Adrienne Johnston, the state’s top labor economist, said the job outlook will likely continue to improve as more people are vaccinated.
“As more people become vaccinated, then certainly they’re going to feel more comfortable to go back and connect into the labor market, to go back into purchasing goods and services and engage in economic activity,” Johnston said. “As that happens, it certainly going to drive employment up and reduce our unemployment overall. So, as that continues to be widespread, and more people are vaccinated, that;’s going to be a positive for employment in the state.”
Johnston also said the unemployment rate may see small increases, which is not necessarily a bad thing, as more people return to the labor market and seek jobs.
The unemployment rate in the greater Jacksonville area was 3.7% in February, down from 11.5% reported in April 2020, the highest rate during the pandemic. Financial activities was the only major industry to gain jobs in the Jacksonville area over the year, increasing by 1,800 jobs.
The Jacksonville area private sector employment decreased by 20,900 jobs, a decline of 3.2% over the year.
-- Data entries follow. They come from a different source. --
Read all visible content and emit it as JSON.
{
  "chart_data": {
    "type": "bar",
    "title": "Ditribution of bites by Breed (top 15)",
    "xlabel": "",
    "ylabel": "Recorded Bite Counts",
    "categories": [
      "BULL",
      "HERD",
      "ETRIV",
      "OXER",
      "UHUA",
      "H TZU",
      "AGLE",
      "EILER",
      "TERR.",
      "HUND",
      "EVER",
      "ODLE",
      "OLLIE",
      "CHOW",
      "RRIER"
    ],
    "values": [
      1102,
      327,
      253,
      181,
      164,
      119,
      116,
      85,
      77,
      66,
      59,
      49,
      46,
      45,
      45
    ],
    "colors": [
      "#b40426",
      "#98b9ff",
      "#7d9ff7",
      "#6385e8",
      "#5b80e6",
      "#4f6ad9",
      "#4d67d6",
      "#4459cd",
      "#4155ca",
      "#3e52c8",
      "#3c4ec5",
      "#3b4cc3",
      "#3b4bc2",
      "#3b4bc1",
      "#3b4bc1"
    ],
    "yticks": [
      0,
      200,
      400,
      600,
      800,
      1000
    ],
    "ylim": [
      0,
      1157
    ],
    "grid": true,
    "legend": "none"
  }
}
The industry losing the most jobs over the year in Northeast Florida was leisure and hospitality, decreasing by 10,800 jobs.
St. Johns County’s 2.8% rate is the second-lowest of Florida’s 67 counties. Putnam County’s 5.5% was the fifth-highest in the state.
Statewide, the leisure and hospitality industry, which lost 286,200 jobs, or 22.4% of its workforce, from February 2020 to last month.
Gov. Ron DeSantis, who was in Port Canaveral on Friday discussing ways to revive the passenger cruise industry amid the pandemic, said the jobless numbers are better than what many people expected.
“That’s a 4.7%, which is much better than anyone predicted we would be at a year ago,” he said. “But that’s 4.7% where we have one of our major industries that has been idled by the federal government for over a year: the cruise line industry.”